What is law
What is law?
People on the earth live in contract with other people, and this explains the need for laws. Human beings live in social groups. This helps each person in a group to live a better life. But this also means that people must work and cooperate with each other. Unfortunately, some people in society behave in anti-social ways. Some individuals become irritable, some angry, some selfish, some aggressive, and some even violent. Their actions may harm other people's lives or their property. Imagine for a moment a world without laws. Someone bigger, stronger or faster could steal or take away your mobile phone, car or money. Even your life could be in danger — others could attack or kill you. You would have to life by the law of the jungle.

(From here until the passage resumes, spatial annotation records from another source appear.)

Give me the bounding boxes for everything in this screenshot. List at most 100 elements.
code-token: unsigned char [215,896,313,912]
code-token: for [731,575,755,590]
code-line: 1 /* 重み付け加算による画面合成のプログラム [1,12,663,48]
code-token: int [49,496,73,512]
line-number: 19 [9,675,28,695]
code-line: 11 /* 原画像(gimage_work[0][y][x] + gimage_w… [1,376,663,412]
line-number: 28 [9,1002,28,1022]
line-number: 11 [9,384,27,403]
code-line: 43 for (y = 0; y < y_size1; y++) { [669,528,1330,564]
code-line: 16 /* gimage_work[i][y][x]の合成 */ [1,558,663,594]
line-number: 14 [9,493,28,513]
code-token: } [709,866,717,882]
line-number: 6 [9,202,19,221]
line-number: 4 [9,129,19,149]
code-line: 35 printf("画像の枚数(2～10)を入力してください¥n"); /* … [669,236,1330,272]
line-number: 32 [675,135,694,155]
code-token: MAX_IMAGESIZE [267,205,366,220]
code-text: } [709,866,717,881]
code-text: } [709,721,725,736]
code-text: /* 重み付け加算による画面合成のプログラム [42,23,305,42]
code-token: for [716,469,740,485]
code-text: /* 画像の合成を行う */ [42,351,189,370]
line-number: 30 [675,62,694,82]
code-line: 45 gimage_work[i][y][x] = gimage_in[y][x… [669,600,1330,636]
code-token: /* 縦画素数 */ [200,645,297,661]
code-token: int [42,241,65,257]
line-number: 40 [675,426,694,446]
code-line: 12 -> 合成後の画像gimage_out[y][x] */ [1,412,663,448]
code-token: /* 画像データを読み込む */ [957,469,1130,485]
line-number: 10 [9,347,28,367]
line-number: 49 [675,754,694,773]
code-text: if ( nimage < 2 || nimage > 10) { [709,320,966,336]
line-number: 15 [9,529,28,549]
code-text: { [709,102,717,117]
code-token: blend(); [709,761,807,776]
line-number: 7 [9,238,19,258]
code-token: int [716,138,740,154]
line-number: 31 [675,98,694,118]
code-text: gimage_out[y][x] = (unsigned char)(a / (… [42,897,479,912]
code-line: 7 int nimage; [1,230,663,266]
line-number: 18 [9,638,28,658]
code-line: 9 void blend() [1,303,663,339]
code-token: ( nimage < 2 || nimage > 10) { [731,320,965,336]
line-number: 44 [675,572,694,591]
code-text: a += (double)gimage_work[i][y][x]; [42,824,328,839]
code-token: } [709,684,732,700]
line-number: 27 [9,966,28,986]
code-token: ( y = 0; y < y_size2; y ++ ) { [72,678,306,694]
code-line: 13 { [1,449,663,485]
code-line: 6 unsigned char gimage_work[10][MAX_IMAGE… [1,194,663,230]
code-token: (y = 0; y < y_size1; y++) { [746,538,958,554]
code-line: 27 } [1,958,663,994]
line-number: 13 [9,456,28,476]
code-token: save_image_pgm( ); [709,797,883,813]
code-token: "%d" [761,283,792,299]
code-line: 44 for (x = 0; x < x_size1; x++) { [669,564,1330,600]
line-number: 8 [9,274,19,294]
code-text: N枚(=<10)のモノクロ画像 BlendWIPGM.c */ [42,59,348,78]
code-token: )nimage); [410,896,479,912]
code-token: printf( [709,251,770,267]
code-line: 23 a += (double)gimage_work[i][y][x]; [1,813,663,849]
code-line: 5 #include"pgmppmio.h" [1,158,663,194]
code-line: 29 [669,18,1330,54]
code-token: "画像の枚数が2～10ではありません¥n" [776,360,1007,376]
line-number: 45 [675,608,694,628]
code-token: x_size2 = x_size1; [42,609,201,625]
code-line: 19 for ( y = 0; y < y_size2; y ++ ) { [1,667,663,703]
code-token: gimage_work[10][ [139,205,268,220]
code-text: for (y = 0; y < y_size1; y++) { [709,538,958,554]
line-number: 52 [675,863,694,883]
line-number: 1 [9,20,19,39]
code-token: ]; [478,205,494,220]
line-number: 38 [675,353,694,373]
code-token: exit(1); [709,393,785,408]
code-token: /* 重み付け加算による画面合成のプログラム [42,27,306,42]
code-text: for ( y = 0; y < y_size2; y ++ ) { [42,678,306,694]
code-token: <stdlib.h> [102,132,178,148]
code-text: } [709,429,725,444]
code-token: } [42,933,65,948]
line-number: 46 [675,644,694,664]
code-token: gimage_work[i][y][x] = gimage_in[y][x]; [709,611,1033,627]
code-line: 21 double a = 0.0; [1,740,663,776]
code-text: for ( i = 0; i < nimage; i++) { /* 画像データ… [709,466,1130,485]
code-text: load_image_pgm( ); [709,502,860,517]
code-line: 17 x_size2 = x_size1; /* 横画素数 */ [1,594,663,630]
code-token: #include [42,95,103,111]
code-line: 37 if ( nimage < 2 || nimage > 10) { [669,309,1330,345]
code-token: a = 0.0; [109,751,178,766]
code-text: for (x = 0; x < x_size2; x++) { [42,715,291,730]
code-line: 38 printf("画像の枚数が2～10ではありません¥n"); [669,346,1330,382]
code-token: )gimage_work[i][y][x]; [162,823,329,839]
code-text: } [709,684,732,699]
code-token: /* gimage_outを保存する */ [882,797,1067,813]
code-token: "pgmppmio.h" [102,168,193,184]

Laws protect people from the " bad" actions of others. In effect the idea of law is to put limits on people's greed and emotions. As individuals we all have certain freedoms and rights. Sometimes for the protection of society, the law places limits on there rights. As a famous judge once said, "Your right to swing your fist ends at the point where the other fellow's nose begins."
To ensure the security of law-abiding citizens the government provides the legal machine with the weapons of compulsion — police, courts and prisons. The police enforce the law and catch those who break it, courts apply the law or establish guilt or innocence, and prisons punish offenders.
Laws have several other aims. They also set rules for our life. For example, laws guarantee to people who buy and sell goods, make wills and so on that the state will enforce these private arrangements. People know that, if necessary, laws will help them to settle their disputes peacefully.
Finally, laws establish the system of government. The basic law of every state is its constitution. It describes the structure of government and lays down the rights and obligations of the citizens.